Ragam puspa memang telah lazim menjadi objek karya lukis para maestro di Indonesia—dari Raden Saleh, Abdullah Suriosubroto, dan Basuki Abdullah—demikian ungkap Pustanto dalam sambutannya selaku Kepala Galeri Nasional, Kementerian Pendidikan, Kebudayaan, Riset dan Teknologi. “Namun, tampak sangat berbeda ketika kita melihat lukisan tetumbuhan yang dihasilkan dari seni botani.”

Menurutnya, pameran ini merupakan arsip ilmiah estetik sehingga para pemirsanya mendapatkan informasi pengetahuan sekaligus keindahan dari jarak yang sangat dekat. Di samping itu pameran karya seni botani ini menampilkan tingkat kerumitan yang dihadapi senimannya. Artinya, untuk mencapai karya yang paripurna, sang seniman perlu memiliki daya tangkap yang baik terhadap objek yang dilukis.

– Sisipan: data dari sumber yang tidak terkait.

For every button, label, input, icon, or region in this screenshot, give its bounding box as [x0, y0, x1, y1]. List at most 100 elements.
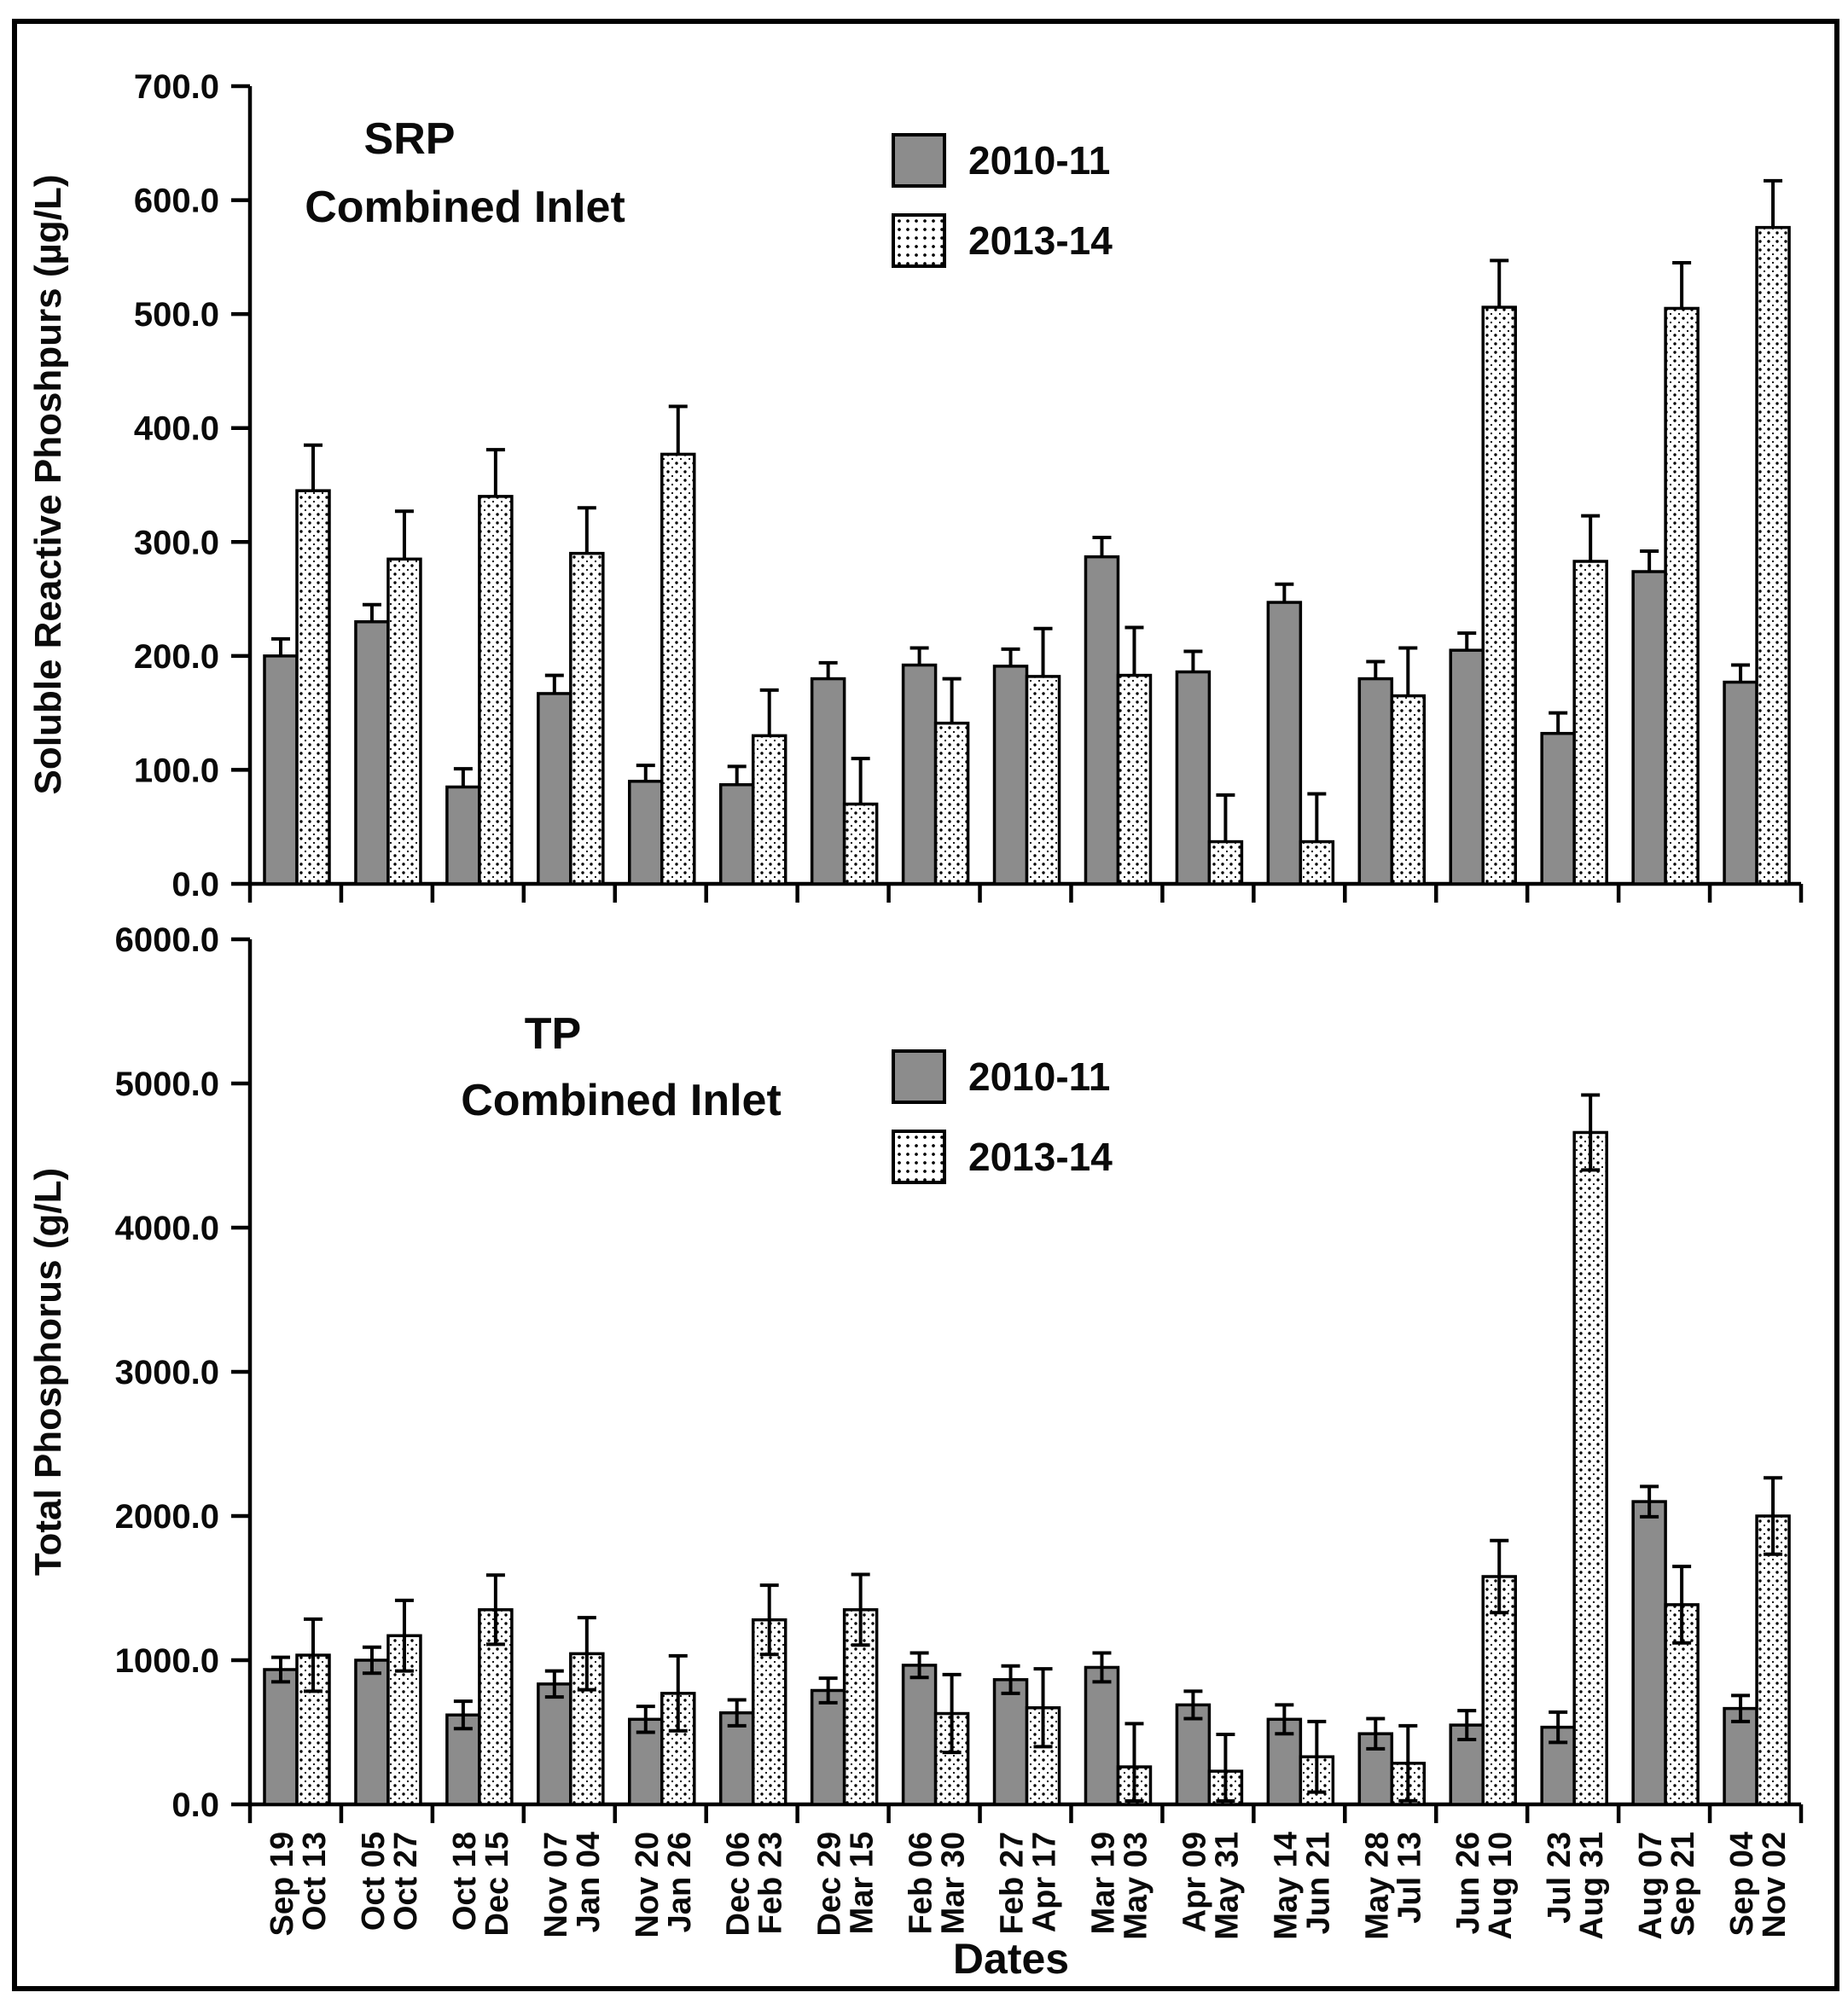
- x-date-label: Sep 19: [264, 1832, 300, 1937]
- bar-2013-14-group2: [386, 557, 422, 886]
- legend-swatch-solid-icon: [892, 133, 946, 188]
- x-date-label: Nov 20: [630, 1832, 665, 1938]
- x-date-label: Apr 17: [1027, 1832, 1063, 1932]
- legend-label: 2010-11: [968, 138, 1111, 183]
- bar-2013-14-group6: [751, 734, 787, 886]
- bar-2010-11-group2: [354, 620, 390, 886]
- x-date-label: Dec 15: [479, 1832, 515, 1937]
- legend-swatch-dotted-icon: [892, 1130, 946, 1184]
- x-date-label: Jul 13: [1392, 1832, 1427, 1924]
- x-date-label: Feb 27: [995, 1832, 1031, 1934]
- bar-2010-11-group10: [1084, 1665, 1120, 1806]
- x-date-label: Mar 30: [936, 1832, 972, 1934]
- bar-2010-11-group9: [992, 665, 1029, 886]
- y-tick-label: 200.0: [134, 638, 219, 676]
- srp-chart-title: SRP: [363, 114, 456, 164]
- bar-2013-14-group14: [1481, 305, 1517, 886]
- x-date-label: Feb 06: [904, 1832, 939, 1934]
- legend-row-2013-14: 2013-14: [892, 1130, 1113, 1184]
- bar-2013-14-group4: [569, 551, 605, 886]
- x-date-label: May 03: [1118, 1832, 1154, 1940]
- bar-2010-11-group14: [1449, 648, 1485, 886]
- bar-2010-11-group1: [263, 654, 299, 886]
- legend-row-2010-11: 2010-11: [892, 1049, 1113, 1104]
- x-date-label: Jun 26: [1450, 1832, 1486, 1934]
- x-date-label: May 28: [1359, 1832, 1395, 1940]
- legend-swatch-solid-icon: [892, 1049, 946, 1104]
- x-date-label: May 31: [1209, 1832, 1245, 1940]
- y-tick-label: 5000.0: [115, 1066, 219, 1103]
- x-date-label: Aug 07: [1633, 1832, 1669, 1940]
- x-date-label: Jul 23: [1542, 1832, 1578, 1924]
- bar-2013-14-group14: [1481, 1575, 1517, 1806]
- bar-2010-11-group12: [1266, 601, 1303, 886]
- bar-2010-11-group2: [354, 1658, 390, 1806]
- y-tick-label: 0.0: [171, 866, 219, 903]
- bar-2013-14-group2: [386, 1634, 422, 1806]
- x-date-label: Apr 09: [1177, 1832, 1212, 1932]
- bar-2013-14-group13: [1390, 694, 1427, 886]
- x-date-label: Nov 02: [1757, 1832, 1793, 1938]
- bar-2010-11-group7: [810, 677, 846, 886]
- x-date-label: Oct 18: [447, 1832, 483, 1931]
- y-tick-label: 400.0: [134, 410, 219, 448]
- bar-2013-14-group15: [1572, 1130, 1608, 1806]
- x-date-label: Jun 21: [1300, 1832, 1336, 1934]
- srp-legend: 2010-11 2013-14: [892, 133, 1113, 268]
- bar-2013-14-group7: [842, 802, 879, 886]
- figure-border: [12, 19, 1839, 1991]
- x-date-label: Mar 15: [845, 1832, 880, 1934]
- tp-legend: 2010-11 2013-14: [892, 1049, 1113, 1184]
- y-tick-label: 700.0: [134, 68, 219, 106]
- bar-2013-14-group8: [933, 721, 970, 886]
- bar-2013-14-group5: [660, 1692, 696, 1806]
- bar-2013-14-group10: [1116, 673, 1153, 886]
- legend-row-2010-11: 2010-11: [892, 133, 1113, 188]
- bar-2013-14-group16: [1664, 306, 1700, 886]
- x-date-label: Jan 26: [662, 1832, 698, 1932]
- legend-row-2013-14: 2013-14: [892, 213, 1113, 268]
- y-tick-label: 600.0: [134, 183, 219, 220]
- bar-2010-11-group9: [992, 1678, 1029, 1806]
- y-tick-label: 3000.0: [115, 1354, 219, 1391]
- y-tick-label: 4000.0: [115, 1210, 219, 1247]
- x-date-label: Sep 21: [1665, 1832, 1701, 1937]
- bar-2010-11-group7: [810, 1688, 846, 1806]
- x-date-label: Dec 29: [812, 1832, 848, 1937]
- tp-y-axis-title: Total Phosphorus (g/L): [27, 1167, 69, 1577]
- legend-swatch-dotted-icon: [892, 213, 946, 268]
- bar-2010-11-group6: [718, 783, 755, 886]
- bar-2013-14-group16: [1664, 1603, 1700, 1806]
- x-date-label: Oct 13: [297, 1832, 333, 1931]
- bar-2010-11-group16: [1631, 570, 1667, 886]
- legend-label: 2013-14: [968, 1135, 1113, 1179]
- tp-chart-subtitle: Combined Inlet: [461, 1076, 782, 1125]
- bar-2010-11-group11: [1175, 670, 1212, 886]
- bar-2013-14-group9: [1025, 675, 1061, 886]
- bar-2013-14-group3: [478, 495, 514, 886]
- x-date-label: Oct 27: [388, 1832, 424, 1931]
- bar-2010-11-group10: [1084, 555, 1120, 886]
- bar-2010-11-group3: [445, 785, 481, 886]
- bar-2013-14-group12: [1299, 839, 1335, 886]
- bar-2013-14-group17: [1755, 225, 1791, 886]
- x-date-label: Sep 04: [1724, 1832, 1760, 1937]
- x-date-label: Oct 05: [356, 1832, 392, 1931]
- bar-2010-11-group4: [537, 692, 572, 886]
- x-axis-title-dates: Dates: [952, 1935, 1070, 1983]
- y-tick-label: 0.0: [171, 1786, 219, 1824]
- bar-2010-11-group5: [628, 780, 664, 886]
- bar-2013-14-group17: [1755, 1514, 1791, 1806]
- bar-2010-11-group16: [1631, 1500, 1667, 1806]
- y-tick-label: 1000.0: [115, 1642, 219, 1680]
- bar-2010-11-group8: [901, 1664, 938, 1806]
- x-date-label: Aug 31: [1574, 1832, 1610, 1940]
- bar-2013-14-group9: [1025, 1706, 1061, 1806]
- bar-2010-11-group17: [1723, 680, 1758, 886]
- srp-chart-subtitle: Combined Inlet: [305, 183, 625, 232]
- y-tick-label: 500.0: [134, 296, 219, 334]
- bar-2013-14-group5: [660, 452, 696, 886]
- bar-2010-11-group8: [901, 663, 938, 886]
- bar-2010-11-group13: [1357, 677, 1394, 886]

'Ratu Anggrek' dengan nama ilmiah Phalaenopsis bellina (Rchb.f.) Christenson karya Karyono Apic, cat air pada kertas. Sebutan populernya, anggrek bintang. Biasanya tumbuh di kanopi pohon sehingga bisa mendapatkan sinar matahari berlimpah. (Karyono Apic/IDSBA)

“Karena itu kolaborasi Galeri Nasional Indonesia serta ketertarikan publik terhadap pameran ini menjadi sebuah bentuk apresiasi yang tinggi bagi pelukis-pelukis botani," kata Pustanto, "atas upaya, kerja keras, ketekunan, kesabaran, serta kecintaannya kepada seni lukis ini.”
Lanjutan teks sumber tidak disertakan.